Paul to the Thessalonians to
pray without ceasing,
Without ceasing is illustrated by a nagging cough that want subside. The idea of constancy.
This is not a type of praying. It is the only way to pray and Jesus gives us the reason why.
And he told them a parable to the effect that they ought always to pray and not lose heart.
Prayer is "A Wartime Walkie-Talkie, Not a Domestic Intercom. Prayer is the walkie-talkie on the battlefield of the world. It calls on God for courage (Ephesians 6:19).
It calls in for troop deployment and target location (Acts 13:1, 2, 3). It calls in for protection and air cover (Matthew 6:13; Luke 21:36).
It calls in for firepower to blast open a way for the Word (Colossians 4:3). It calls in for the miracle of healing for the wounded soldiers (James 5:16). It calls in for supplies for the forces (Matthew 6:11; Philippians 4:6). And it calls in for needed reinforcements (Matthew 9:38).
This is the place of prayer—on the battlefield of the world. It is a wartime walkie-talkie for spiritual warfare, not a domestic intercom to increase the comforts of the saints. And one of the reasons it malfunctions in the hands of so many Christian soldiers is that they have gone AWOL.
D. L. Moody made a visit to a local grade school in to Scotland where he asked this question, What is prayer?
To his amazement, hundreds of children's hands went up. So he decided to call on a lad near the front, who promptly stood up and said,
"Prayer is an offering up of our desires unto God, in the name of Christ, by the help of his Spirit, with confession of our sins, and thankful acknowledgment of his mercies." This is the answer to question #78 in the Westminster Catechism.
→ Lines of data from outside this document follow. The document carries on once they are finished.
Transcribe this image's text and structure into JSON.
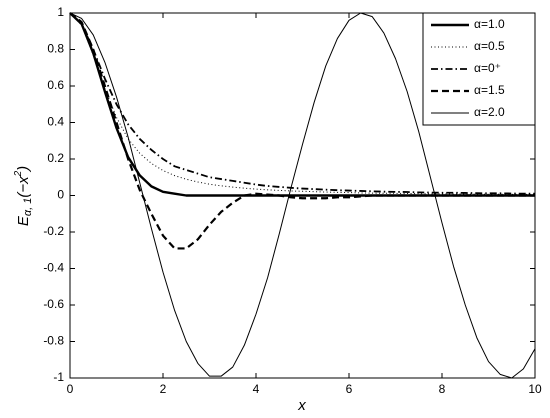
{
  "chart_data": {
    "type": "line",
    "xlabel": "x",
    "ylabel": {
      "base": "E",
      "sub": "α, 1",
      "main": "(−x",
      "sup": "2",
      "close": ")"
    },
    "x": [
      0,
      0.25,
      0.5,
      0.75,
      1,
      1.25,
      1.5,
      1.75,
      2,
      2.25,
      2.5,
      2.75,
      3,
      3.25,
      3.5,
      3.75,
      4,
      4.25,
      4.5,
      4.75,
      5,
      5.25,
      5.5,
      5.75,
      6,
      6.25,
      6.5,
      6.75,
      7,
      7.25,
      7.5,
      7.75,
      8,
      8.25,
      8.5,
      8.75,
      9,
      9.25,
      9.5,
      9.75,
      10
    ],
    "series": [
      {
        "name": "α=1.0",
        "color": "#000000",
        "linestyle": "bold-solid",
        "values": [
          1,
          0.94,
          0.78,
          0.57,
          0.37,
          0.21,
          0.11,
          0.05,
          0.02,
          0.01,
          0,
          0,
          0,
          0,
          0,
          0,
          0,
          0,
          0,
          0,
          0,
          0,
          0,
          0,
          0,
          0,
          0,
          0,
          0,
          0,
          0,
          0,
          0,
          0,
          0,
          0,
          0,
          0,
          0,
          0,
          0
        ]
      },
      {
        "name": "α=0.5",
        "color": "#000000",
        "linestyle": "dotted",
        "values": [
          1,
          0.933,
          0.77,
          0.585,
          0.428,
          0.31,
          0.231,
          0.176,
          0.137,
          0.109,
          0.089,
          0.074,
          0.062,
          0.053,
          0.046,
          0.04,
          0.035,
          0.031,
          0.028,
          0.025,
          0.023,
          0.021,
          0.019,
          0.017,
          0.016,
          0.014,
          0.013,
          0.012,
          0.012,
          0.011,
          0.01,
          0.009,
          0.009,
          0.008,
          0.008,
          0.007,
          0.007,
          0.007,
          0.006,
          0.006,
          0.006
        ]
      },
      {
        "name": "α=0⁺",
        "color": "#000000",
        "linestyle": "dash-dot",
        "values": [
          1,
          0.94,
          0.8,
          0.64,
          0.5,
          0.39,
          0.31,
          0.25,
          0.2,
          0.16,
          0.14,
          0.12,
          0.1,
          0.09,
          0.08,
          0.07,
          0.06,
          0.052,
          0.047,
          0.042,
          0.038,
          0.035,
          0.032,
          0.029,
          0.027,
          0.025,
          0.023,
          0.021,
          0.02,
          0.019,
          0.017,
          0.016,
          0.015,
          0.015,
          0.014,
          0.013,
          0.012,
          0.012,
          0.011,
          0.01,
          0.01
        ]
      },
      {
        "name": "α=1.5",
        "color": "#000000",
        "linestyle": "bold-dashed",
        "values": [
          1,
          0.95,
          0.8,
          0.6,
          0.4,
          0.2,
          0.03,
          -0.1,
          -0.22,
          -0.29,
          -0.29,
          -0.24,
          -0.16,
          -0.09,
          -0.04,
          0,
          0.01,
          0.005,
          0,
          -0.01,
          -0.015,
          -0.015,
          -0.015,
          -0.01,
          -0.01,
          -0.005,
          0,
          0,
          0,
          0,
          0,
          0,
          0,
          0,
          0,
          0,
          0,
          0,
          0,
          0,
          0
        ]
      },
      {
        "name": "α=2.0",
        "color": "#000000",
        "linestyle": "solid",
        "values": [
          1,
          0.97,
          0.88,
          0.73,
          0.54,
          0.32,
          0.07,
          -0.18,
          -0.42,
          -0.63,
          -0.8,
          -0.92,
          -0.99,
          -0.99,
          -0.94,
          -0.82,
          -0.65,
          -0.45,
          -0.21,
          0.04,
          0.28,
          0.51,
          0.71,
          0.86,
          0.96,
          1,
          0.98,
          0.89,
          0.75,
          0.57,
          0.35,
          0.1,
          -0.15,
          -0.39,
          -0.6,
          -0.78,
          -0.91,
          -0.98,
          -1,
          -0.95,
          -0.84
        ]
      }
    ],
    "xlim": [
      0,
      10
    ],
    "xticks": [
      0,
      2,
      4,
      6,
      8,
      10
    ],
    "ylim": [
      -1,
      1
    ],
    "yticks": [
      -1,
      -0.8,
      -0.6,
      -0.4,
      -0.2,
      0,
      0.2,
      0.4,
      0.6,
      0.8,
      1
    ],
    "grid": false,
    "legend": "top-right"
  }
}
To this Moody responded by saying, "Be thankful, son, that you were born in Scotland."
This morning be thankful you were born in a country with an endless supply of Bibles. A Bible with story upon story of the Father’s faithfulness to those devoted to prayer.
You desire and do not have, so you murder. You covet and cannot obtain, so you fight and quarrel. You do not have, because you do not ask.